Logo a seguir ao nascimento, o menino teve de sofrer uma violenta intervenção cirúrgica. Sobreviveu. Crê-se que, algures no processo de tão atribulado nascimento, terão ocorrido lesões cerebrais irreparáveis. Daí a situação do menino. De resto, ao longo da sua curta vida, já foi sujeito a outras intervenções.

O menino é 100% dependente de cuidados alheios, mas isso não faz dele uma carga. Pelo contrário, faz dele uma preciosidade. É tão amado, o menino!
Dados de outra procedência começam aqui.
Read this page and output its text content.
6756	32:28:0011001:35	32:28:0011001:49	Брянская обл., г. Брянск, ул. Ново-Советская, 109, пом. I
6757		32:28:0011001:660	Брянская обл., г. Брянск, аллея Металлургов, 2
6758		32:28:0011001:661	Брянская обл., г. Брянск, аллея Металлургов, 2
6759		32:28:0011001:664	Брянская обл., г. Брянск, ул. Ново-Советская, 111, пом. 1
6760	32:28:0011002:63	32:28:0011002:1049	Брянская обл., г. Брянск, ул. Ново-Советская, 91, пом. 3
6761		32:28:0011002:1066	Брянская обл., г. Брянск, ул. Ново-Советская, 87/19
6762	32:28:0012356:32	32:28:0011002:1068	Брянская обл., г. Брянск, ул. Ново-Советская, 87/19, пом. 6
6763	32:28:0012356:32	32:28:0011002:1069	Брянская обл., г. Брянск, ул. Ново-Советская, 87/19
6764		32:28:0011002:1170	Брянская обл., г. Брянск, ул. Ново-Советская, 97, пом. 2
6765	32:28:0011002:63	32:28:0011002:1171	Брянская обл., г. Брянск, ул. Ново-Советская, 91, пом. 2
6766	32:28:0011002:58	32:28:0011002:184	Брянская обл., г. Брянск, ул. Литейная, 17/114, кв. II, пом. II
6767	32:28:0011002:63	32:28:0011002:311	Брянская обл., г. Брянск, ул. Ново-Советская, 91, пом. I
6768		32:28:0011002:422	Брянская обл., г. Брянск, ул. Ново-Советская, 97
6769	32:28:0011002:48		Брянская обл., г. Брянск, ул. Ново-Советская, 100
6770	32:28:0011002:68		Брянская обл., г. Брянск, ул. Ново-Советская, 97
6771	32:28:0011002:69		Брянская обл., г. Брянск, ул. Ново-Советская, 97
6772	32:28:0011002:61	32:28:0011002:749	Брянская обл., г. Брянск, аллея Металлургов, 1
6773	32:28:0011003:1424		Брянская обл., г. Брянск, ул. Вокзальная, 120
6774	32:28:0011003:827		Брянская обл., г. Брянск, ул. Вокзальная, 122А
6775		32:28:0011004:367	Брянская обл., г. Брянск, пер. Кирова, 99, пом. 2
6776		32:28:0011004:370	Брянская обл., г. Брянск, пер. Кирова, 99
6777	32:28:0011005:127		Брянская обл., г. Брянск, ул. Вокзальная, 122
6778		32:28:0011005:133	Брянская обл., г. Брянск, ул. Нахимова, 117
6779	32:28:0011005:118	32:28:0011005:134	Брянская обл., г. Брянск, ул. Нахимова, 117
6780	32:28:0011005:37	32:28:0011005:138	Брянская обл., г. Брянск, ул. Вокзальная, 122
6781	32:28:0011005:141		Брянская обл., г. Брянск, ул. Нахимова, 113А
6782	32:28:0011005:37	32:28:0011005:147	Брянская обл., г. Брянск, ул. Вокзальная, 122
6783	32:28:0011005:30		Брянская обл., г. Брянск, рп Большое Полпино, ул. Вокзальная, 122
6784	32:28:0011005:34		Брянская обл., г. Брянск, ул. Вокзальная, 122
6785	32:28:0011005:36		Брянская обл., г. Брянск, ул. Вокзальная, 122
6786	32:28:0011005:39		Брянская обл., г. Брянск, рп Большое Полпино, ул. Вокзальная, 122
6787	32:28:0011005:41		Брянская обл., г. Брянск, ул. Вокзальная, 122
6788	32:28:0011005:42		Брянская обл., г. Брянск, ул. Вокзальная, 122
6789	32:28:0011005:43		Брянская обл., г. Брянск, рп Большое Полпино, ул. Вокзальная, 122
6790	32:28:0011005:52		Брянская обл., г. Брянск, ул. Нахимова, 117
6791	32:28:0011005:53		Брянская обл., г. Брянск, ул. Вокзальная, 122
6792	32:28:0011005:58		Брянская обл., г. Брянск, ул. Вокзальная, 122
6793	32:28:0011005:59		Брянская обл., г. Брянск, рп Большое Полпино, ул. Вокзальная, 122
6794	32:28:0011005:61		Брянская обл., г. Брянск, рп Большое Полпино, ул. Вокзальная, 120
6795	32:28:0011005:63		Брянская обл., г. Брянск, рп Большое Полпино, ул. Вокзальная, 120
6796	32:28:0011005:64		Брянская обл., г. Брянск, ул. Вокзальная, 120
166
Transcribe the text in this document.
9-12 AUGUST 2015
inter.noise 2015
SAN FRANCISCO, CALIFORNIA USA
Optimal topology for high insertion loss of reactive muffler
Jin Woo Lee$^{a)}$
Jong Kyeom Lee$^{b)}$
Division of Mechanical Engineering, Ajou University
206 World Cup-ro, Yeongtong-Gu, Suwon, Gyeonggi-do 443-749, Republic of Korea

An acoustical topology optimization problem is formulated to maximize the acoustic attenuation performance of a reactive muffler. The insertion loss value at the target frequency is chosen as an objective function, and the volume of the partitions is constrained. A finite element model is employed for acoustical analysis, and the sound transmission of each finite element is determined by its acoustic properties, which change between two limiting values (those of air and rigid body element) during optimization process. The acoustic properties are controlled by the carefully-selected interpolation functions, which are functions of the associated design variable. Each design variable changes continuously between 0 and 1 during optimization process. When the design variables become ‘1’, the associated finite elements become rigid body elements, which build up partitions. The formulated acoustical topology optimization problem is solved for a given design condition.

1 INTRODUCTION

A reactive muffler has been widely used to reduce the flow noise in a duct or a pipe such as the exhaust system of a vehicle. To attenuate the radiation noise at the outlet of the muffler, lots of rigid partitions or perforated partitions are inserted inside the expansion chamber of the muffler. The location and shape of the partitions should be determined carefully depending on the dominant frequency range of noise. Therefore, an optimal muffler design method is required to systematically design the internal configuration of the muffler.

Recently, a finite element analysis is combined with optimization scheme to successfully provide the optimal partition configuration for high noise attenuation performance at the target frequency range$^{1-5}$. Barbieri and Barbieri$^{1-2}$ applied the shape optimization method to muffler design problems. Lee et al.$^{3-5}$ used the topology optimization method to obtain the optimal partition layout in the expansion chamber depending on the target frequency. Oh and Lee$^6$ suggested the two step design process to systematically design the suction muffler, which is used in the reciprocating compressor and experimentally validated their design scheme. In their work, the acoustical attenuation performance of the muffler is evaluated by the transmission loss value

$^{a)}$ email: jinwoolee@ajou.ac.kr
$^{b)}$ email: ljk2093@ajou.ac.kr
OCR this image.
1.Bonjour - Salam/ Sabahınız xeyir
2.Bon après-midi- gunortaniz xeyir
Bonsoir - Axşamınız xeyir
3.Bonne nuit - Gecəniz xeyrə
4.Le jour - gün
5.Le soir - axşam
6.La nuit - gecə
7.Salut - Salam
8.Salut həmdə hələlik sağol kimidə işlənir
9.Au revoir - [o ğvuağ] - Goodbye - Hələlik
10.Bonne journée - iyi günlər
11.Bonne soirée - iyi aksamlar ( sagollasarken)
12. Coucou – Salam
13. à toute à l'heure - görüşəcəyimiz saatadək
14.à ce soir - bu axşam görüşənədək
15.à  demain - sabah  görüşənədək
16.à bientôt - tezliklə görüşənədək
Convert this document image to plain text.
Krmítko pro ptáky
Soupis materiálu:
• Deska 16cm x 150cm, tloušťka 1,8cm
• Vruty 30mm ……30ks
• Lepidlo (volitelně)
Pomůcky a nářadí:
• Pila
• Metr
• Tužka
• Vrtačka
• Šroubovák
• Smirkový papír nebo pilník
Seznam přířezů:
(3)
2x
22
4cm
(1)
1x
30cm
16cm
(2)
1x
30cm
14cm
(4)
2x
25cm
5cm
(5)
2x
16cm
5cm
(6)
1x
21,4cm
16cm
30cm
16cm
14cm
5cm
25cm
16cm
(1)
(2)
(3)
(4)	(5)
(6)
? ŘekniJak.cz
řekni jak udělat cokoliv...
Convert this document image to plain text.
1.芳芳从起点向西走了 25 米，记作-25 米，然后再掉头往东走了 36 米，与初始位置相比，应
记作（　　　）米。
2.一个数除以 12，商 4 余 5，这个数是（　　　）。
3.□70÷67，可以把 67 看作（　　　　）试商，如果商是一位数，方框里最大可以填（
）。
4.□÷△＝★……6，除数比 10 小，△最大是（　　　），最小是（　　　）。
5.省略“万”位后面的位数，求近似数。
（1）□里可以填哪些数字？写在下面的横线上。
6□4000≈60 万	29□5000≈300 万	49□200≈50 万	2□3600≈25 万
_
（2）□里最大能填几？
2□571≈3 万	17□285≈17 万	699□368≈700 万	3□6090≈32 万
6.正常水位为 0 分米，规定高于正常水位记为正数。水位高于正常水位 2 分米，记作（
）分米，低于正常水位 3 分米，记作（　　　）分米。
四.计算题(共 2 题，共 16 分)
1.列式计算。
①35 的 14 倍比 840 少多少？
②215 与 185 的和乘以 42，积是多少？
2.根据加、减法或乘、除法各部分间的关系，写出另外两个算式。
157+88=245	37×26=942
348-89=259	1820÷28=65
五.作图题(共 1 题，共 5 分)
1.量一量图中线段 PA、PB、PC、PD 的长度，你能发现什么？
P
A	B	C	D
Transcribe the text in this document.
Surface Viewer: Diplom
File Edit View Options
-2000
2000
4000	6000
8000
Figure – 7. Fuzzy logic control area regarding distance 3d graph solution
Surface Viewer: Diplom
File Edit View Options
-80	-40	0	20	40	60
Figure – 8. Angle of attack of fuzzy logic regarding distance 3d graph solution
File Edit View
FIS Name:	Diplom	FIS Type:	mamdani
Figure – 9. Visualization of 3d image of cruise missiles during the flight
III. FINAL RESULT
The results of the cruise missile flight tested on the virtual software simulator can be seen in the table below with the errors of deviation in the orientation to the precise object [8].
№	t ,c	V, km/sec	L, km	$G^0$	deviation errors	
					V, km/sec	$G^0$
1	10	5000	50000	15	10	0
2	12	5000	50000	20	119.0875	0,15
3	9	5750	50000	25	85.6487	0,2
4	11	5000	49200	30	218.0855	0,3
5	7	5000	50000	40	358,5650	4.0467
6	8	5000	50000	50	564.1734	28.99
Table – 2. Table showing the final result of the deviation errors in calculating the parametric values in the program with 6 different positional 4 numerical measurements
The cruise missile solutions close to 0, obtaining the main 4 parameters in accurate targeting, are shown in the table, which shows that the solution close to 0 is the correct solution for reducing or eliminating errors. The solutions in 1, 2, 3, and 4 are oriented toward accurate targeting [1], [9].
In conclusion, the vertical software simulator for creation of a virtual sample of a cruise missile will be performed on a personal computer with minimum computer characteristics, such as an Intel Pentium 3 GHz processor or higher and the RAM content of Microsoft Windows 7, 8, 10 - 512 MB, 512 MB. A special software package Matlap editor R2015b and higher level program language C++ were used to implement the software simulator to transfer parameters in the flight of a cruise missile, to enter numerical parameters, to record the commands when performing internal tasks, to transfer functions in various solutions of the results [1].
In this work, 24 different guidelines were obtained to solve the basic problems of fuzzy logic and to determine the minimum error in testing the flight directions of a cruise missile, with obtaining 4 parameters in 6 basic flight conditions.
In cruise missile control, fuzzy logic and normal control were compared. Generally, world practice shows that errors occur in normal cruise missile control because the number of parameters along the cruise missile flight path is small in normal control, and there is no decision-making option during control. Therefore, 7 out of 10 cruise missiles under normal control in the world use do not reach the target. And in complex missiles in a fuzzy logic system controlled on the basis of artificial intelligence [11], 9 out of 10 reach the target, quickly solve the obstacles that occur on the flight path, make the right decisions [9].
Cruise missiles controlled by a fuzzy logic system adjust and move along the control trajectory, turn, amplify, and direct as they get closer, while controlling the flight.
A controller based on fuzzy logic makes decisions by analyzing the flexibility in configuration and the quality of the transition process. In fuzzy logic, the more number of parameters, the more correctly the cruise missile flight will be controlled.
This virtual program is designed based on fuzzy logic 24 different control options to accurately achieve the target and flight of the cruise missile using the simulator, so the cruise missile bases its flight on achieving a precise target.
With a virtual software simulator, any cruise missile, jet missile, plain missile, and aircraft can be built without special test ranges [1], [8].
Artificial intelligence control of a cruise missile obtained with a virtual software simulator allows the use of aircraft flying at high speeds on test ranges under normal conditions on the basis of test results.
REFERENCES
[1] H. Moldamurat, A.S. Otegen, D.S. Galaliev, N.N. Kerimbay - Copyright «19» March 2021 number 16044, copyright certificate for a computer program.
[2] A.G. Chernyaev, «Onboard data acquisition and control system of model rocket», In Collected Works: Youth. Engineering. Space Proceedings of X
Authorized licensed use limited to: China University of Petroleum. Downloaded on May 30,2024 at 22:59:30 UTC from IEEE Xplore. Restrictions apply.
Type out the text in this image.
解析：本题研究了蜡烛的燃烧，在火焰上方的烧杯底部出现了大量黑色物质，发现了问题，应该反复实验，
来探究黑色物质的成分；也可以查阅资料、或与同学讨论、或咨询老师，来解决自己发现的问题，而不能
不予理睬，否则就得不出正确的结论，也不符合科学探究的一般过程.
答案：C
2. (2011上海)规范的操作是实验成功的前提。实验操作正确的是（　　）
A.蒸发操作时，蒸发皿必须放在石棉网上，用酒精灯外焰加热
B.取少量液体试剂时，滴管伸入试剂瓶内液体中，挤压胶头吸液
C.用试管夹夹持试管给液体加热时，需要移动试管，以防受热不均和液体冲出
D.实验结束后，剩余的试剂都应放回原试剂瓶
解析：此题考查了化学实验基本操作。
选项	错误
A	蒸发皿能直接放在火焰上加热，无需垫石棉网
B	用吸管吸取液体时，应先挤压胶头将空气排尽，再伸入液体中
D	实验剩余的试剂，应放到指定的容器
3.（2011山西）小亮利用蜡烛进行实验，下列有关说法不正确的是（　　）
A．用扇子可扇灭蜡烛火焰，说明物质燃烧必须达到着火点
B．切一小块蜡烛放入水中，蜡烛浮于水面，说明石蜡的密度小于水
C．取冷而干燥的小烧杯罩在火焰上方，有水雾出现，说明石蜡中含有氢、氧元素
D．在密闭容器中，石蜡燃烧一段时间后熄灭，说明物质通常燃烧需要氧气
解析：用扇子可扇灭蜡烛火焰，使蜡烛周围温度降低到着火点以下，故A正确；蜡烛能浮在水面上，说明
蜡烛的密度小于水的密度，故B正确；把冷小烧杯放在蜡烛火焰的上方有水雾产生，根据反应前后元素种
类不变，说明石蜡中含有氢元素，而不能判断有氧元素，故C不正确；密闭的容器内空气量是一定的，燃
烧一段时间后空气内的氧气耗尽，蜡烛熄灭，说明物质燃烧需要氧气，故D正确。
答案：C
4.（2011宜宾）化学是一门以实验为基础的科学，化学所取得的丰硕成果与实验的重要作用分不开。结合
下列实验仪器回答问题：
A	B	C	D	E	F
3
Interrogo-me, muitas vezes, sobre os pensamentos do menino, sobre os seus sentimentos, as suas visões e impressões. Sinto, tenho quase a certeza, que a sua mudez e imobilidade escondem um mundo muito rico, ao qual, infelizmente, não podemos aceder.

Confabulo com a ideia de que o menino é um anjo.

Penso, frequentemente, que o mundo seria um lugar bem melhor se todas as crianças proporcionassem e recebessem o amor que o menino desperta e recebe.

Os pais do menino já não estão juntos, cada um construiu uma nova relação e deu-lhe um irmão - desta vez, crianças saudáveis.

O menino chama-se Tiago. Não o vejo como um menino deficiente, mas como um menino especial, muito especial.